A Bible, a Rubik's Cube and more from Governor & First Lady Martin

    At the event, Governor Martin played a quick tune on the tuba and demonstrated how to use the Rubik's Cube.

    Governor Martin and his wife, Dottie, have donated more than 50 items to the North Carolina Museum of History. The artifacts will be featured in an exhibit on Governor James G. Martin. The exhibit will open Sunday, Nov. 9, and run through Sunday, Jan. 4. Admission is free.

    "We are honored to receive artifacts from one of North Carolina's truly great men, Governor James G. Martin," said Department of Cultural Resources Secretary Susan Kluttz. "A tuba, a Rubik's cube, a Spanish coin —with items such as these, our Museum of History staff can capture the attention of future visitors and hold that attention while they remind them of how, over two terms, this governor bettered the state's transportation network and strengthened its schools—all while building a more vibrant economy."

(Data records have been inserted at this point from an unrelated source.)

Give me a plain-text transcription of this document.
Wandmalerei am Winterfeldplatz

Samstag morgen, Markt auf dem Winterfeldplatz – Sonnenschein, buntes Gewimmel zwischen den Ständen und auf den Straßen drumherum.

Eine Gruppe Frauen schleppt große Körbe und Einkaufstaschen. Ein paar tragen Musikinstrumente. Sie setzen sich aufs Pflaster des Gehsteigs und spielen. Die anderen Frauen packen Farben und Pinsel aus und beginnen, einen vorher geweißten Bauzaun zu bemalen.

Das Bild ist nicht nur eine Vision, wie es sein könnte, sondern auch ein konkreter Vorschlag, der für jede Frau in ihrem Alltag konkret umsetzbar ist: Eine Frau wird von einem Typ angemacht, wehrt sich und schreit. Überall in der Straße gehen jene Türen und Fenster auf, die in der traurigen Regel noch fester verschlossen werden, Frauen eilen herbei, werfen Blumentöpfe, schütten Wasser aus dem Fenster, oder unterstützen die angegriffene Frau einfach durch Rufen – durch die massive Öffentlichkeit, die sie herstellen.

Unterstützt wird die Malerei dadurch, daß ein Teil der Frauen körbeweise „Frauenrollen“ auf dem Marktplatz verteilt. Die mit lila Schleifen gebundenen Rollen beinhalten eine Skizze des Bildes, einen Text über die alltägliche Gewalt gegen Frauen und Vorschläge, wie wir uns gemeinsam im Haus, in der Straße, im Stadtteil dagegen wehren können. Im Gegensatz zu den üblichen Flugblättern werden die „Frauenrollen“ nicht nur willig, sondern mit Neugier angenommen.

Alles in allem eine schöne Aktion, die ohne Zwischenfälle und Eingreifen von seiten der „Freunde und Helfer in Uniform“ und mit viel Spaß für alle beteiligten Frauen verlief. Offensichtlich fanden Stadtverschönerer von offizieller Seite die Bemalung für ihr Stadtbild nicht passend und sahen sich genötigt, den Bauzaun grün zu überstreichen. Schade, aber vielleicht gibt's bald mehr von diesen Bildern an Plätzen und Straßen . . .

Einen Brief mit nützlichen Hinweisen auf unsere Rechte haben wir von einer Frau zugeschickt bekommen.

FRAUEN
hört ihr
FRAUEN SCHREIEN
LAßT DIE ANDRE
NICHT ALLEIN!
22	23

    "We are grateful to Governor Martin and his wife, Dottie, for this wonderful addition to the museum's artifact collection," said N.C. Museum of History Director Ken Howard. "The items will help us tell an important part of our state's history."

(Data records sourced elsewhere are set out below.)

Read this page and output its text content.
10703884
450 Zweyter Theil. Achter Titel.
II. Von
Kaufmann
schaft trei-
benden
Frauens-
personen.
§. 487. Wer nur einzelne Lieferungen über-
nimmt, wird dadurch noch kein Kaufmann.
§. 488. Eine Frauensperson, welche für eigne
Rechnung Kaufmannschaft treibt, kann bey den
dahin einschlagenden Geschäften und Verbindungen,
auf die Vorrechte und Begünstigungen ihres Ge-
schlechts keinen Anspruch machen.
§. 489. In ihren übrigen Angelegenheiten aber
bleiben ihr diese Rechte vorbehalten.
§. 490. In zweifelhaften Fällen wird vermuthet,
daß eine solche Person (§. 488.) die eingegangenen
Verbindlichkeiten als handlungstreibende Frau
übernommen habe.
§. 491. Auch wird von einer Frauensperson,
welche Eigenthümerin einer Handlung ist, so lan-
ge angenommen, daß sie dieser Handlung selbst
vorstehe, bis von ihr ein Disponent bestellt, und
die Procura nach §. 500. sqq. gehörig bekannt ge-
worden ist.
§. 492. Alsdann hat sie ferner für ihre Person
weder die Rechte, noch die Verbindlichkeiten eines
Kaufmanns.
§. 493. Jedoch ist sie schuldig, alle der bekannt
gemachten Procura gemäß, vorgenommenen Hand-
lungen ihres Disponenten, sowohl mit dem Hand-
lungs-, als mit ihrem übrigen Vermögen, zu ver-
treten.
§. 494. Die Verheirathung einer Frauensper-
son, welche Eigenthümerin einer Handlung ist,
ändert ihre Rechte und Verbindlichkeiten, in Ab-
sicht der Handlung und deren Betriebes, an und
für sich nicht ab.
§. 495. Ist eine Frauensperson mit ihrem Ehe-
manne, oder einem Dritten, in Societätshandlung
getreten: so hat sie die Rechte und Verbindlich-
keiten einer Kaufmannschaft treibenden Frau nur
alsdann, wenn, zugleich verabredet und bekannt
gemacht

    Some of the donated items included:

  • Ring. Governor Martin received the gold and diamond ring, which is inscribed "Governor Jim Martin" and "North Carolina," while in office. The ring was a gift to the state from the N.C. Jewelers Association in 1989.
  • Spanish Coin. This 16th-century four reales (half-dollar) coin bears the legend "Plus Ultra," which was the theme chosen for Governor Martin's second inauguration in 1989.
  • Rubik's Cube. Governor Martin used this Rubik's Cube on the campaign trail in 1984 and 1988.
  • Tuba. Governor Martin has played this Salvation Army tuba on various occasions since the mid-1990s, including a performance with members of the Charlotte Symphony at a 2010 Carolina Panthers football game.
  • Academic Regalia, Princeton University. Governor Martin earned a doctorate in chemistry from Princeton University in 1960. He taught chemistry at Davidson College for more than a decade.
  • Bible. Governor Martin used this Bible when he was sworn into office on January 7, 1989. It has an inscription from the chief justice of the North Carolina Supreme Court, James G. Exum Jr.
  • Inaugural Suit. First Lady Dottie Martin wore this suit to her husband's second inauguration in 1989.
  • Clock. This clock sat atop Governor Martin's desk when he served as governor, 1985-1993.
  • Book. First Lady Dottie Martin was instrumental in publishing North Carolina's Executive Mansion: The First Hundred Years in 1991. This copy is signed by the first lady and the governor.
  • Golf Clubs and Hole-in-One Ball. Governor Martin used these clubs during his tenure. With the five iron, he achieved a hole-in-one on the No. 3 hole of the Oaks course at Raleigh's North Ridge Country Club on December 23, 1992.
  • Order of Knights Grand Cross Masonic Cap. Governor Martin is an active Mason. Fewer than 50 Masons in the country have achieved this 33rd-degree honor.

    The N.C. Museum of History is located at 5 E. Edenton Street in downtown Raleigh. Hours are Monday through Saturday, 9 a.m. to 5 p.m., and Sunday, noon to 5 p.m. The museum collects and preserves artifacts of North Carolina history and educates the public on the history of the state and the nation through exhibits and educational programs. Each year more than 300,000 people visit the museum to see some of the 150,000 artifacts in the museum collection. The Museum of History, within the Division of State History Museums, is part of the N.C. Department of Cultural Resources.